Caching
Dotjuice → Page speed → Caching
What this tab controls
Full-page HTML caching: whether pages are cached at all, whether mobile and desktop get separate cached copies, whether logged-in visitors are included, and how long a cached page stays valid before it's rebuilt.
Settings
| Setting | Default | What it does |
|---|---|---|
| Enable Page Caching | On | Turns full-page caching on or off entirely. With this off, every other setting on this tab has no effect. |
| Separate Cache for Mobile Devices | On | Stores a distinct cached copy for mobile visitors, detected by user agent. Keeps this on if your theme shows different content or layout on mobile — otherwise mobile visitors could occasionally be served a desktop-cached page or vice versa. |
| Cache Pages for Logged-in Users | Off | See the warning below — this doesn't do what the label suggests. |
| Cache Lifetime (seconds) | 86400 (24 hours) | How long a cached page is considered fresh before it's automatically rebuilt. Minimum 300 seconds (5 minutes), maximum 30 days. |
How caching stays up to date
You never need to manually clear the cache after normal editing. It happens automatically when you:
- Publish or update any post or page (only that page and your homepage are cleared — the rest of your cached site is untouched)
- Switch themes
- Update a plugin or WordPress core
The Cache Lifetime setting is a safety net on top of this — a maximum age for any cached page, in case something changes the page without triggering a normal WordPress save (a scheduled event, an external data feed, etc.).
⚠ About "Cache Pages for Logged-in Users"
This setting is easy to misread. WordPress admin/editor sessions are excluded from the fastest cache delivery paths regardless of this setting — that part is fixed and can't be turned off, which is exactly what you want (you should always see a live, uncached view of your own site while logged in).
What this toggle actually does is let a logged-in visit contribute to building the cache that anonymous visitors later see, on the rare occasions a logged-in request reaches a page that isn't already cached.

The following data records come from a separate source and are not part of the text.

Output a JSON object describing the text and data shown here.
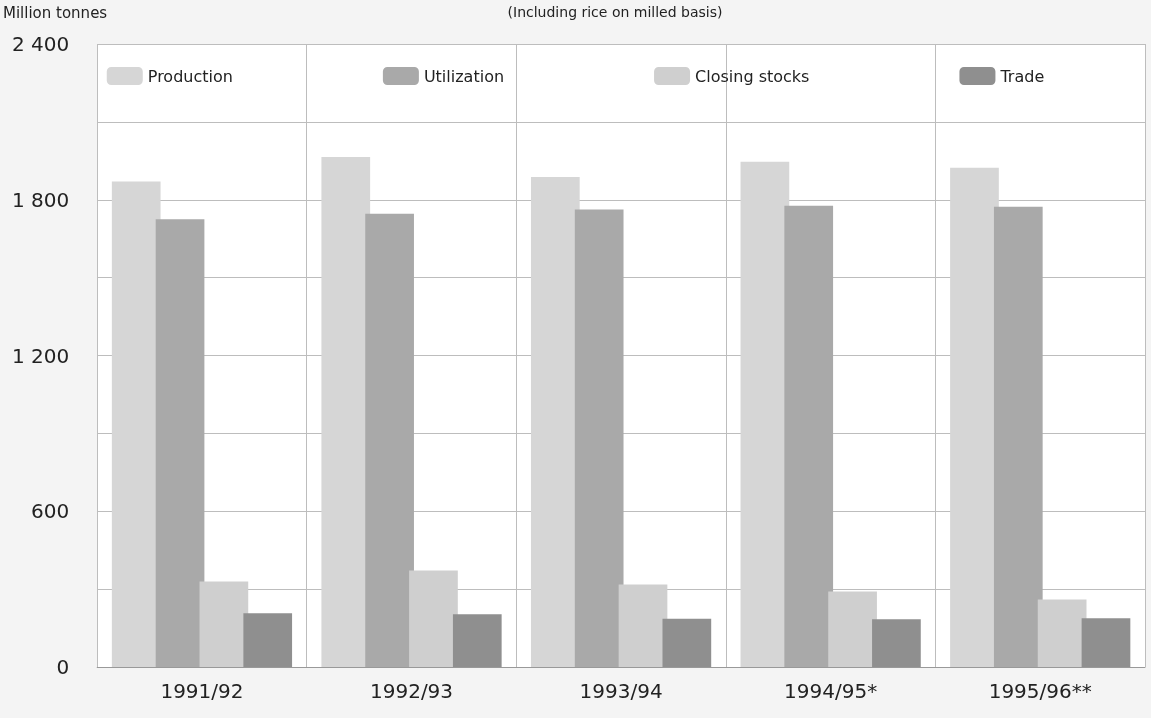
{
  "chart_data": {
    "type": "bar",
    "title": "(Including rice on milled basis)",
    "ylabel": "Million tonnes",
    "categories": [
      "1991/92",
      "1992/93",
      "1993/94",
      "1994/95*",
      "1995/96**"
    ],
    "series": [
      {
        "name": "Production",
        "color": "#d6d6d6",
        "values": [
          1870,
          1965,
          1888,
          1946,
          1923
        ]
      },
      {
        "name": "Utilization",
        "color": "#a9a9a9",
        "values": [
          1725,
          1746,
          1762,
          1777,
          1773
        ]
      },
      {
        "name": "Closing stocks",
        "color": "#cfcfcf",
        "values": [
          329,
          372,
          318,
          291,
          260
        ]
      },
      {
        "name": "Trade",
        "color": "#8f8f8f",
        "values": [
          207,
          203,
          186,
          184,
          188
        ]
      }
    ],
    "ylim": [
      0,
      2400
    ],
    "yticks": [
      0,
      {
        "value": 300,
        "label": null
      },
      {
        "value": 600,
        "label": "600"
      },
      {
        "value": 900,
        "label": null
      },
      {
        "value": 1200,
        "label": "1 200"
      },
      {
        "value": 1500,
        "label": null
      },
      {
        "value": 1800,
        "label": "1 800"
      },
      {
        "value": 2100,
        "label": null
      },
      {
        "value": 2400,
        "label": "2 400"
      }
    ],
    "grid": true,
    "legend": "top"
  }
}
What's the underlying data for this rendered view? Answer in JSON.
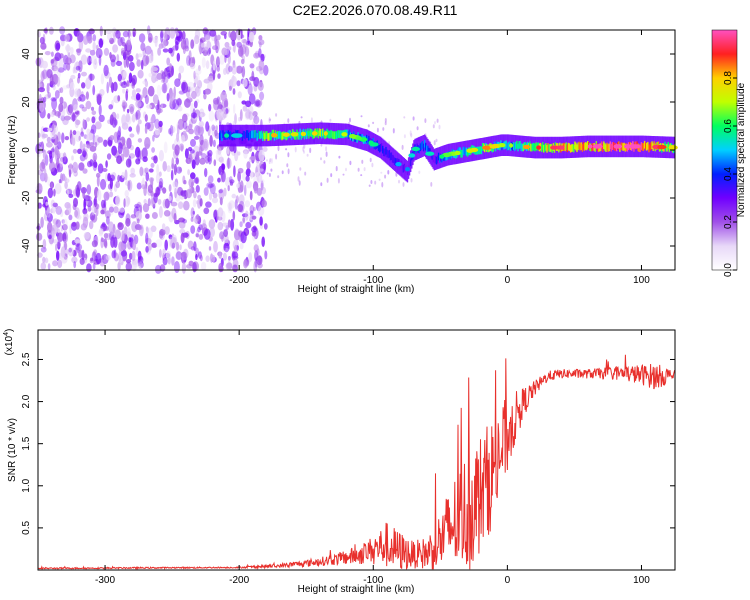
{
  "title": "C2E2.2026.070.08.49.R11",
  "chart_data": [
    {
      "type": "heatmap",
      "name": "spectrogram",
      "xlabel": "Height of straight line (km)",
      "ylabel": "Frequency (Hz)",
      "xlim": [
        -350,
        125
      ],
      "ylim": [
        -50,
        50
      ],
      "xticks": [
        -300,
        -200,
        -100,
        0,
        100
      ],
      "yticks": [
        -40,
        -20,
        0,
        20,
        40
      ],
      "noise_region_x": [
        -350,
        -180
      ],
      "signal_trace": {
        "x": [
          -215,
          -200,
          -180,
          -160,
          -140,
          -120,
          -105,
          -95,
          -85,
          -75,
          -70,
          -62,
          -55,
          -45,
          -35,
          -25,
          -15,
          -5,
          0,
          20,
          40,
          60,
          80,
          100,
          125
        ],
        "freq": [
          6,
          6,
          6,
          6.5,
          7,
          6.5,
          4,
          1,
          -4,
          -9,
          0,
          2,
          -4,
          -2,
          -1,
          0,
          1,
          2,
          2,
          1,
          1,
          1.5,
          1.5,
          1.5,
          1
        ],
        "amp": [
          0.45,
          0.35,
          0.7,
          0.6,
          0.65,
          0.55,
          0.45,
          0.4,
          0.35,
          0.3,
          0.4,
          0.45,
          0.35,
          0.5,
          0.55,
          0.6,
          0.7,
          0.55,
          0.5,
          0.75,
          0.8,
          0.85,
          0.95,
          0.95,
          0.6
        ]
      },
      "colorbar": {
        "label": "Normalized spectral amplitude",
        "ticks": [
          0.0,
          0.2,
          0.4,
          0.6,
          0.8
        ],
        "tick_labels": [
          "0.0",
          "0.2",
          "0.4",
          "0.6",
          "0.8"
        ],
        "range": [
          0,
          1
        ],
        "colors": [
          "#ffffff",
          "#e8d8f8",
          "#a050e8",
          "#7000ff",
          "#0020ff",
          "#00d0ff",
          "#00ff60",
          "#c0ff00",
          "#ffd000",
          "#ff2020",
          "#ff50c0"
        ]
      }
    },
    {
      "type": "line",
      "name": "snr",
      "xlabel": "Height of straight line (km)",
      "ylabel": "SNR (10 * v/v)",
      "multiplier": "(x10",
      "multiplier_exp": "4",
      "multiplier_close": ")",
      "xlim": [
        -350,
        125
      ],
      "ylim": [
        0,
        2.85
      ],
      "xticks": [
        -300,
        -200,
        -100,
        0,
        100
      ],
      "yticks": [
        0.5,
        1.0,
        1.5,
        2.0,
        2.5
      ],
      "ytick_labels": [
        "0.5",
        "1.0",
        "1.5",
        "2.0",
        "2.5"
      ],
      "color": "#e8302c",
      "envelope": {
        "x": [
          -350,
          -200,
          -170,
          -150,
          -130,
          -110,
          -100,
          -90,
          -80,
          -70,
          -60,
          -50,
          -40,
          -30,
          -20,
          -10,
          0,
          10,
          20,
          30,
          40,
          60,
          80,
          100,
          110,
          125
        ],
        "base": [
          0.02,
          0.03,
          0.05,
          0.08,
          0.12,
          0.18,
          0.25,
          0.3,
          0.22,
          0.18,
          0.2,
          0.35,
          0.55,
          0.7,
          0.9,
          1.2,
          1.6,
          1.95,
          2.15,
          2.3,
          2.33,
          2.33,
          2.34,
          2.32,
          2.3,
          2.31
        ],
        "jitter": [
          0.01,
          0.01,
          0.03,
          0.05,
          0.08,
          0.15,
          0.2,
          0.35,
          0.3,
          0.2,
          0.25,
          0.45,
          0.7,
          0.9,
          0.9,
          0.8,
          0.6,
          0.25,
          0.12,
          0.08,
          0.07,
          0.07,
          0.1,
          0.15,
          0.2,
          0.08
        ]
      }
    }
  ]
}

We recommend leaving this off unless you have a specific reason to change it: if you're logged in as an editor or admin and your theme shows you anything personalised (an admin bar styling quirk, a "welcome back" message, draft content preview, etc.), enabling this risks that content being saved into the cache and shown to anonymous visitors afterward.
Manually clearing the cache
Two ways to force every cached page to rebuild immediately:
- Clear Cache button in the Page speed settings toolbar
- Clear Cache button in your WordPress admin bar (visible on every page, front-end and admin) — this one also shows your current cache size and clears the combined CSS/JS files from the CSS and JavaScript tabs at the same time
Use this after making a change that automatic clearing wouldn't catch — a manual template edit, a change made outside the normal post/page editor, or simply to confirm you're looking at a fresh copy of a page while troubleshooting.
For the fastest possible caching
See Getting Started for the one-time WP_CACHE setup step — it enables the fastest of three delivery methods this plugin uses. Caching still works without it, just not at its absolute fastest.